Tuesday, August 20, 2013

Rangers Hammer Astros, 16-5, AJ Pierzynski 4-for-5; Nate Schierholtz Homers Twice as Cubs Skewer Nationals, 11-1

Players of the Day for Monday, August 19, 2013

American League

A.J. Pierzynski
Texas retained its slim 1/2 game lead over the A's in the NL West, pounding the helpless Astros, 16-5.

Texas catcher, A.J. Pierzynski, drove in four runs and scored twice, going 4-for-5 with a double, home run and a pair of singles.

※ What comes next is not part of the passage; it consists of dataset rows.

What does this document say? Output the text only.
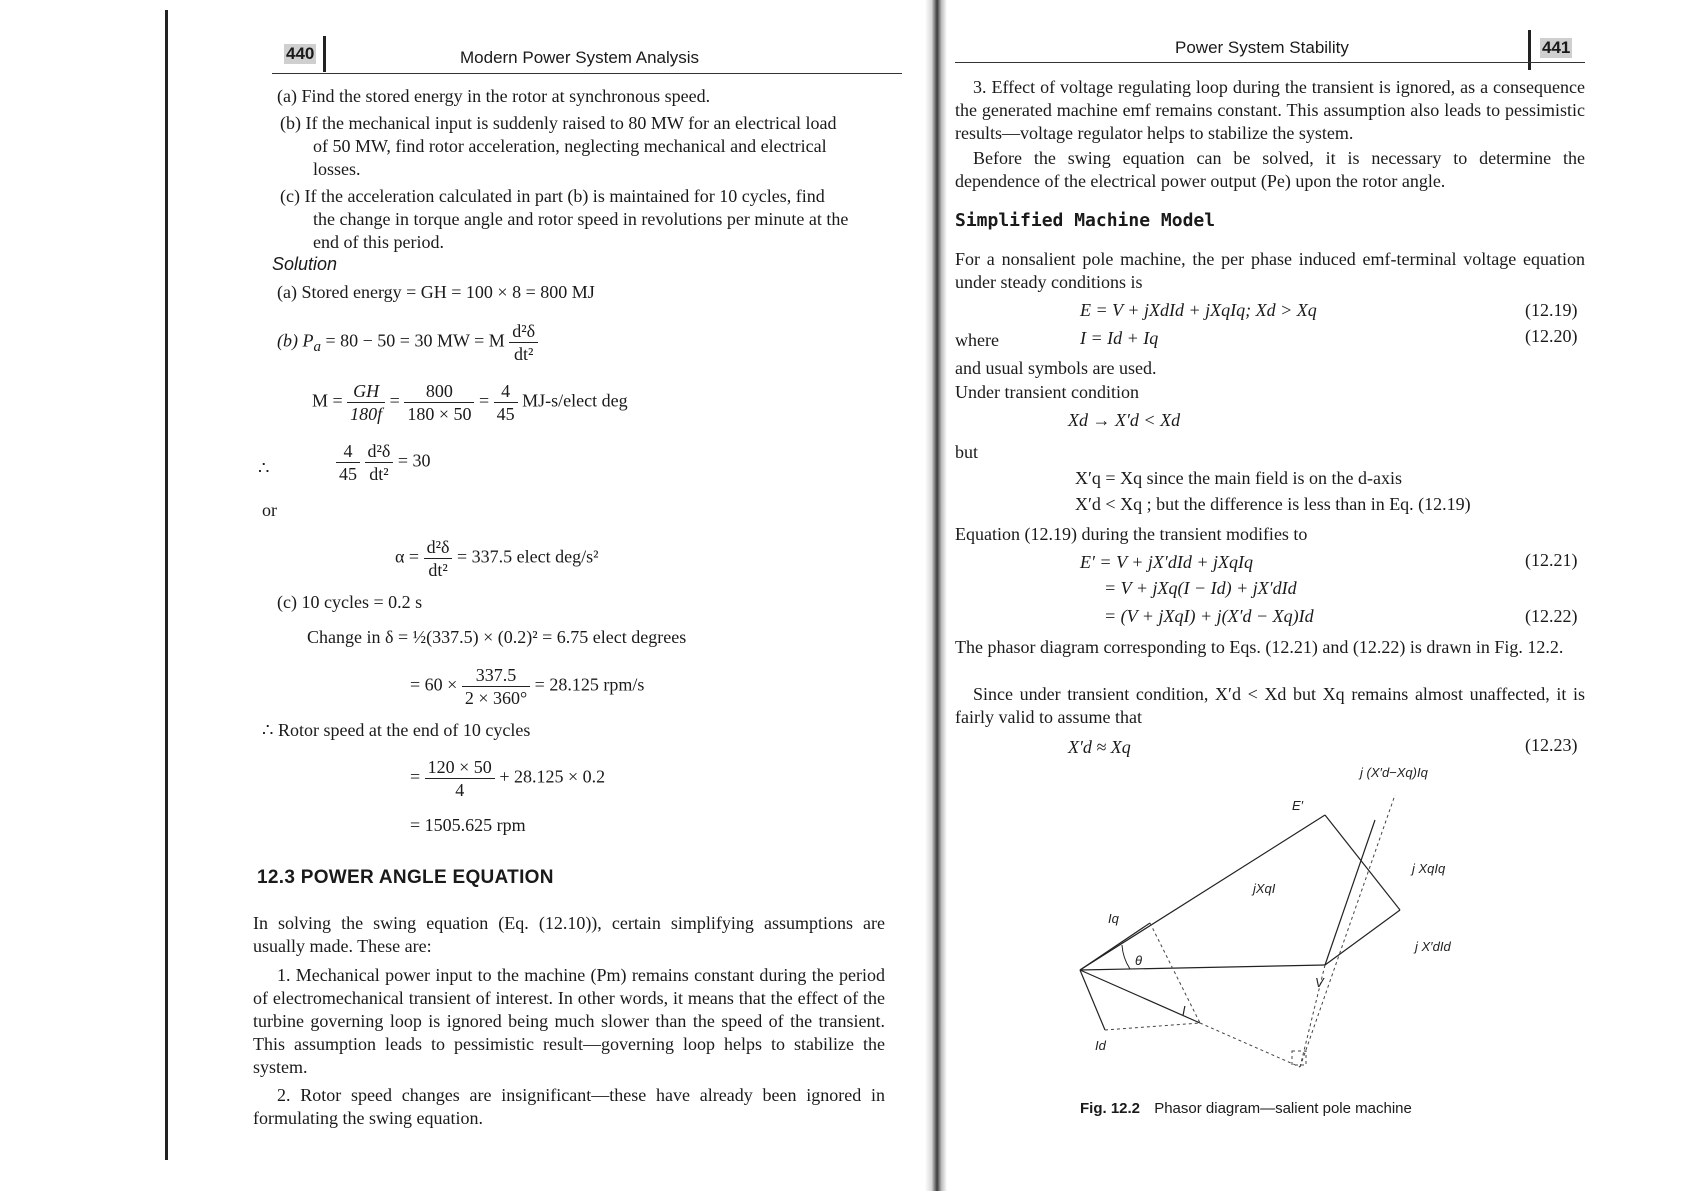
440	Modern Power System Analysis
(a) Find the stored energy in the rotor at synchronous speed.
(b) If the mechanical input is suddenly raised to 80 MW for an electrical load
of 50 MW, find rotor acceleration, neglecting mechanical and electrical
losses.
(c) If the acceleration calculated in part (b) is maintained for 10 cycles, find
the change in torque angle and rotor speed in revolutions per minute at the
end of this period.
Solution
(a) Stored energy = GH = 100 × 8 = 800 MJ
(b) $P_a = 80 - 50 = 30$ MW = M $\frac{\text{d²δ}}{\text{dt²}}$
$M = \frac{GH}{180f} = \frac{800}{180 \times 50} = \frac{4}{45}$ MJ-s/elect deg
∴	$\frac{4}{45}$
$\frac{\text{d²δ}}{\text{dt²}} = 30$
or
$\alpha = \frac{\text{d²δ}}{\text{dt²}} = 337.5$ elect deg/s²
(c) 10 cycles = 0.2 s
Change in δ = ½(337.5) × (0.2)² = 6.75 elect degrees
= $60 \times \frac{337.5}{2 \times 360^\circ} = 28.125$ rpm/s
∴ Rotor speed at the end of 10 cycles
= $\frac{120 \times 50}{4} + 28.125 \times 0.2$
= 1505.625 rpm
12.3 POWER ANGLE EQUATION
In solving the swing equation (Eq. (12.10)), certain simplifying assumptions are usually made. These are:
1. Mechanical power input to the machine (Pm) remains constant during the period of electromechanical transient of interest. In other words, it means that the effect of the turbine governing loop is ignored being much slower than the speed of the transient. This assumption leads to pessimistic result—governing loop helps to stabilize the system.
2. Rotor speed changes are insignificant—these have already been ignored in formulating the swing equation.
Power System Stability	441
3. Effect of voltage regulating loop during the transient is ignored, as a consequence the generated machine emf remains constant. This assumption also leads to pessimistic results—voltage regulator helps to stabilize the system.
Before the swing equation can be solved, it is necessary to determine the dependence of the electrical power output (Pe) upon the rotor angle.
Simplified Machine Model
For a nonsalient pole machine, the per phase induced emf-terminal voltage equation under steady conditions is
E = V + jXdId + jXqIq; Xd > Xq	(12.19)
where	I = Id + Iq	(12.20)
and usual symbols are used.
Under transient condition
Xd → X′d < Xd
but
X′q = Xq since the main field is on the d-axis
X′d < Xq ; but the difference is less than in Eq. (12.19)
Equation (12.19) during the transient modifies to
E′ = V + jX′dId + jXqIq	(12.21)
= V + jXq(I − Id) + jX′dId
= (V + jXqI) + j(X′d − Xq)Id	(12.22)
The phasor diagram corresponding to Eqs. (12.21) and (12.22) is drawn in Fig. 12.2.
Since under transient condition, X′d < Xd but Xq remains almost unaffected, it is fairly valid to assume that
X′d ≈ Xq	(12.23)
j (X′d−Xq)Iq
E′
j XqIq
jXqI
Iq
j X′dId
θ
V
I
Id
Fig. 12.2 Phasor diagram—salient pole machine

The Rangers blew the game open early, scoring 11 runs in the third inning in the opener of the three-game series at Rangers Ballpark in Arlington, Texas.

Game two gets underway Tuesday at 8:05 pm EDT.

National League

Who better to put an end to the disastrous season for the Washington Nationals than the Chicago Cubs?

Schierholtz:
3-4, 2 HR, 6 RBI
The perennial NL Central laggards ripped the Nats, 11-1, to open a three-game series at Wrigley Field, hounding Washington starter, Jordan Zimmermann for seven hits and eight earned runs over five innings.

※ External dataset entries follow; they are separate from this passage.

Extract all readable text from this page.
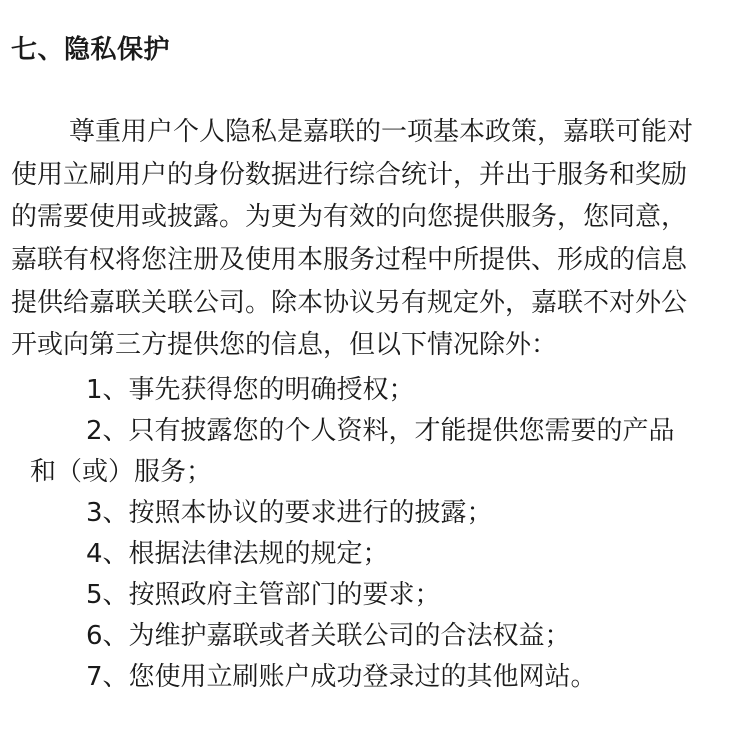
七、隐私保护
尊重用户个人隐私是嘉联的一项基本政策，嘉联可能对
使用立刷用户的身份数据进行综合统计，并出于服务和奖励
的需要使用或披露。为更为有效的向您提供服务，您同意，
嘉联有权将您注册及使用本服务过程中所提供、形成的信息
提供给嘉联关联公司。除本协议另有规定外，嘉联不对外公
开或向第三方提供您的信息，但以下情况除外：
1、事先获得您的明确授权；
2、只有披露您的个人资料，才能提供您需要的产品
和（或）服务；
3、按照本协议的要求进行的披露；
4、根据法律法规的规定；
5、按照政府主管部门的要求；
6、为维护嘉联或者关联公司的合法权益；
7、您使用立刷账户成功登录过的其他网站。
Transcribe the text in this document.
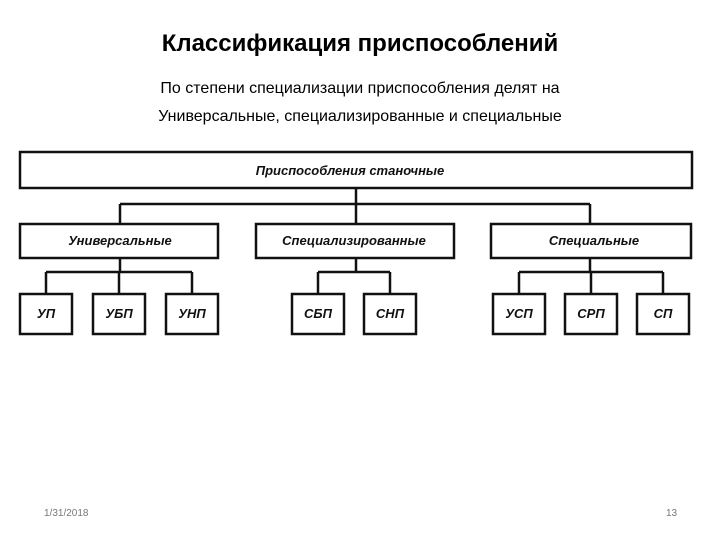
Классификация приспособлений
По степени специализации приспособления делят на
Универсальные, специализированные и специальные
Приспособления станочные
Универсальные	Специализированные	Специальные
УП	УБП	УНП	СБП	СНП	УСП	СРП	СП
1/31/2018	13
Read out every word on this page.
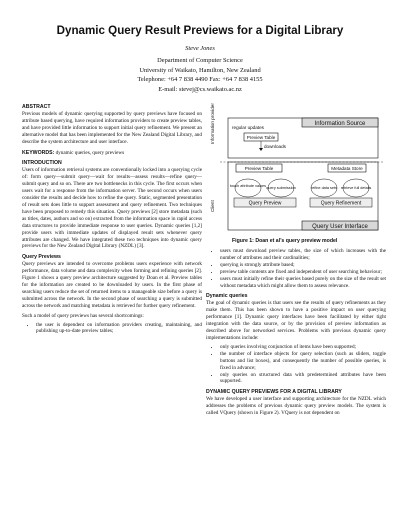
Dynamic Query Result Previews for a Digital Library
Steve Jones
Department of Computer Science
University of Waikato, Hamilton, New Zealand
Telephone: +64 7 838 4490 Fax: +64 7 838 4155
E-mail: stevej@cs.waikato.ac.nz
ABSTRACT

Previous models of dynamic querying supported by query previews have focused on attribute based querying, have required information providers to create preview tables, and have provided little information to support initial query refinement. We present an alternative model that has been implemented for the New Zealand Digital Library, and describe the system architecture and user interface.

KEYWORDS: dynamic queries, query previews

INTRODUCTION

Users of information retrieval systems are conventionally locked into a querying cycle of: form query—submit query—wait for results—assess results—refine query—submit query and so on. There are two bottlenecks in this cycle. The first occurs when users wait for a response from the information server. The second occurs when users consider the results and decide how to refine the query. Static, segmented presentation of result sets does little to support assessment and query refinement. Two techniques have been proposed to remedy this situation. Query previews [2] store metadata (such as titles, dates, authors and so on) extracted from the information space in rapid access data structures to provide immediate response to user queries. Dynamic queries [1,2] provide users with immediate updates of displayed result sets whenever query attributes are changed. We have integrated these two techniques into dynamic query previews for the New Zealand Digital Library (NZDL) [3].

Query Previews

Query previews are intended to overcome problems users experience with network performance, data volume and data complexity when forming and refining queries [2]. Figure 1 shows a query preview architecture suggested by Doan et al. Preview tables for the information are created to be downloaded by users. In the first phase of searching users reduce the set of returned items to a manageable size before a query is submitted across the network. In the second phase of searching a query is submitted across the network and matching metadata is retrieved for further query refinement.

Such a model of query previews has several shortcomings:

• the user is dependent on information providers creating, maintaining, and publishing up-to-date preview tables;
Information provider
Client
Information Source
regular updates
Preview Table
downloads
Preview Table	Metadata Store
touch attribute values query submission	refine data sets retrieve full details
Query Preview	Query Refinement
Query User Interface
Figure 1: Doan et al’s query preview model
• users must download preview tables, the size of which increases with the number of attributes and their cardinalities;
• querying is strongly attribute based;
• preview table contents are fixed and independent of user searching behaviour;
• users must initially refine their queries based purely on the size of the result set without metadata which might allow them to assess relevance.
Dynamic queries

The goal of dynamic queries is that users see the results of query refinements as they make them. This has been shown to have a positive impact on user querying performance [1]. Dynamic query interfaces have been facilitated by either tight integration with the data source, or by the provision of preview information as described above for networked services. Problems with previous dynamic query implementations include:

• only queries involving conjunction of items have been supported;
• the number of interface objects for query selection (such as sliders, toggle buttons and list boxes), and consequently the number of possible queries, is fixed in advance;
• only queries on structured data with predetermined attributes have been supported.
DYNAMIC QUERY PREVIEWS FOR A DIGITAL LIBRARY

We have developed a user interface and supporting architecture for the NZDL which addresses the problems of previous dynamic query preview models. The system is called VQuery (shown in Figure 2). VQuery is not dependent on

Nate Schierholtz led the assault with a three-run, first-inning homer, a run-scoring double in the third and a two-run blast in the seventh inning, totaling six RBI in a 3-for-4 performance.

With Milwaukee's 8-5 loss to the Cardinals, the Cubs are 1/2 game out of last place in the Central, while the Nationals - although technically still in second place in the NL East - are 16 games behind the runaway Braves, 24-35 on the road with just 38 games left on the 2013 slate.

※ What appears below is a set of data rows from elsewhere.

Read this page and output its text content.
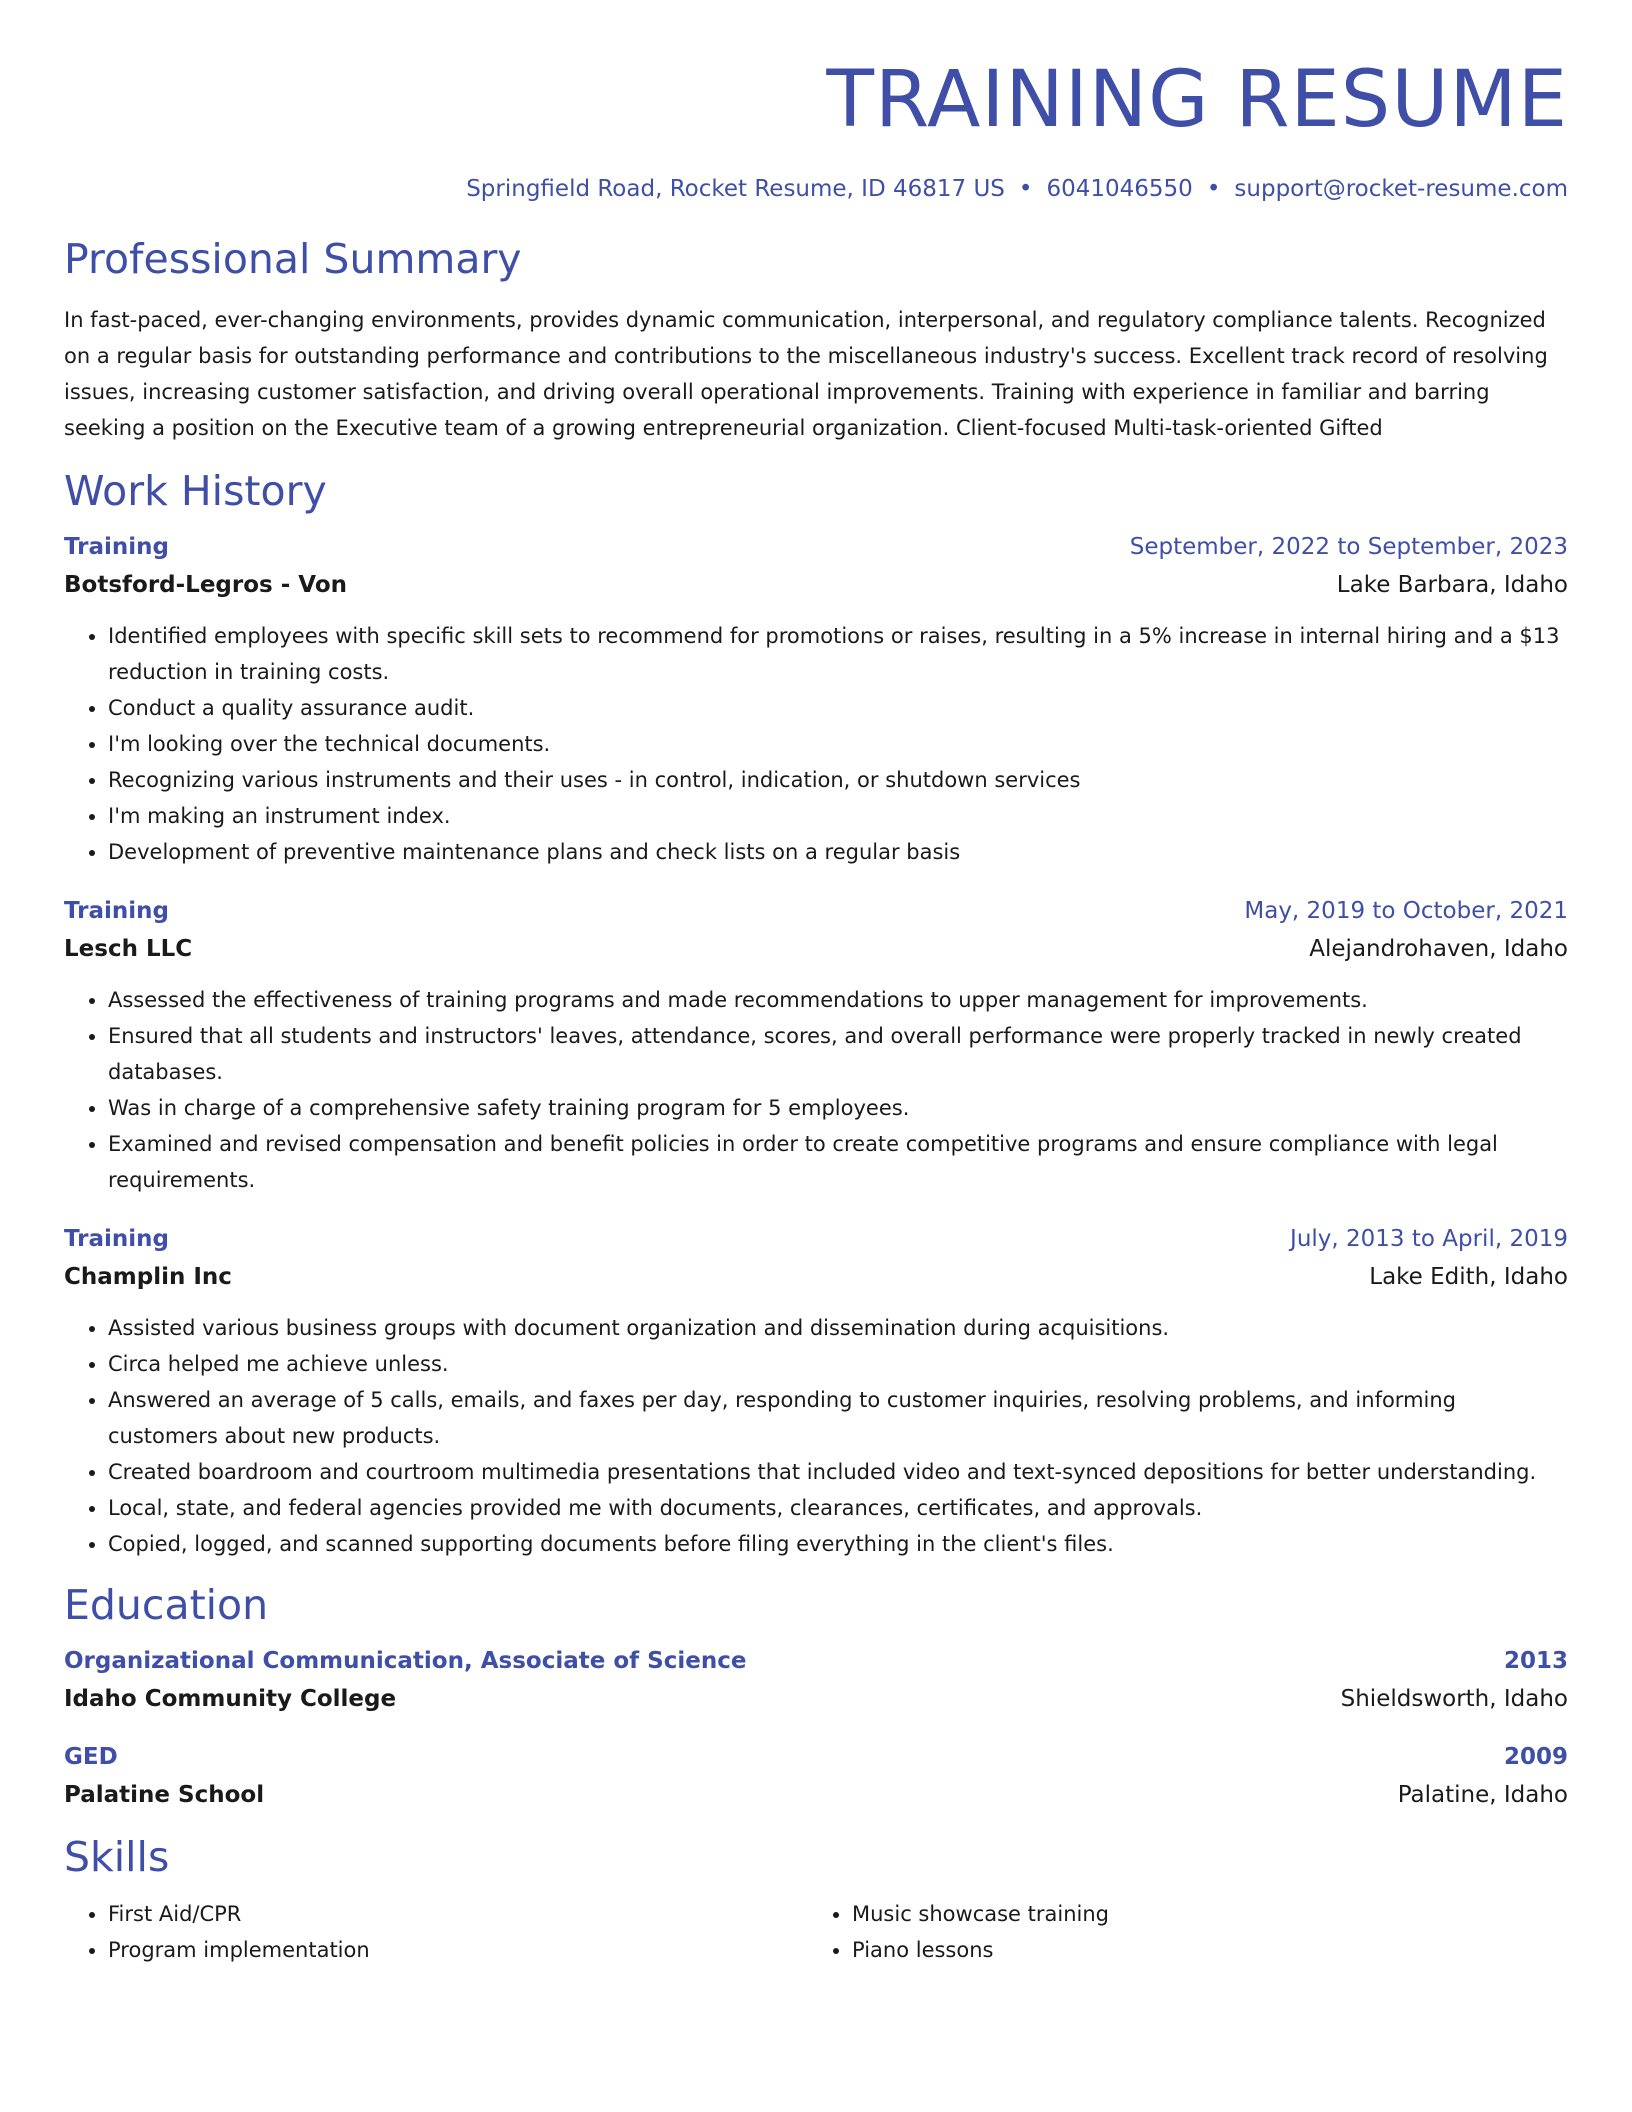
TRAINING RESUME
Springfield Road, Rocket Resume, ID 46817 US • 6041046550 • support@rocket-resume.com
Professional Summary

In fast-paced, ever-changing environments, provides dynamic communication, interpersonal, and regulatory compliance talents. Recognized on a regular basis for outstanding performance and contributions to the miscellaneous industry's success. Excellent track record of resolving issues, increasing customer satisfaction, and driving overall operational improvements. Training with experience in familiar and barring seeking a position on the Executive team of a growing entrepreneurial organization. Client-focused Multi-task-oriented Gifted

Work History
Training	September, 2022 to September, 2023
Botsford-Legros - Von	Lake Barbara, Idaho
• Identified employees with specific skill sets to recommend for promotions or raises, resulting in a 5% increase in internal hiring and a $13 reduction in training costs.
• Conduct a quality assurance audit.
• I'm looking over the technical documents.
• Recognizing various instruments and their uses - in control, indication, or shutdown services
• I'm making an instrument index.
• Development of preventive maintenance plans and check lists on a regular basis
Training	May, 2019 to October, 2021
Lesch LLC	Alejandrohaven, Idaho
• Assessed the effectiveness of training programs and made recommendations to upper management for improvements.
• Ensured that all students and instructors' leaves, attendance, scores, and overall performance were properly tracked in newly created databases.
• Was in charge of a comprehensive safety training program for 5 employees.
• Examined and revised compensation and benefit policies in order to create competitive programs and ensure compliance with legal requirements.
Training	July, 2013 to April, 2019
Champlin Inc	Lake Edith, Idaho
• Assisted various business groups with document organization and dissemination during acquisitions.
• Circa helped me achieve unless.
• Answered an average of 5 calls, emails, and faxes per day, responding to customer inquiries, resolving problems, and informing customers about new products.
• Created boardroom and courtroom multimedia presentations that included video and text-synced depositions for better understanding.
• Local, state, and federal agencies provided me with documents, clearances, certificates, and approvals.
• Copied, logged, and scanned supporting documents before filing everything in the client's files.
Education
Organizational Communication, Associate of Science	2013
Idaho Community College	Shieldsworth, Idaho
GED	2009
Palatine School	Palatine, Idaho
Skills
• First Aid/CPR
• Program implementation
• Music showcase training
• Piano lessons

Maybe they should have let Steven Strasburg pitch down the stretch and in the playoffs last season. Teams don't make it into the post-season every year. Roster micro-management is rarely forgiven.

Today's Trivia: who led the American League in home runs more times, Harmon Killebrew or Mickey Mantle? (answer tomorrow)

Yesterday's Answer: While Roger Clemens led the AL in Ks five times, the Big Unit, Randy Johnson led the AL four straight years (1992-1995) with Boston and did the same in the NL with Arizona from 1999-2002, leading the league in strikeouts for his ninth and final time with the Diamondbacks in 2004. His best year was 2001, when Johnson fanned 372 batters, the most in the NL since Sandy Koufax whiffed 382 in 1965.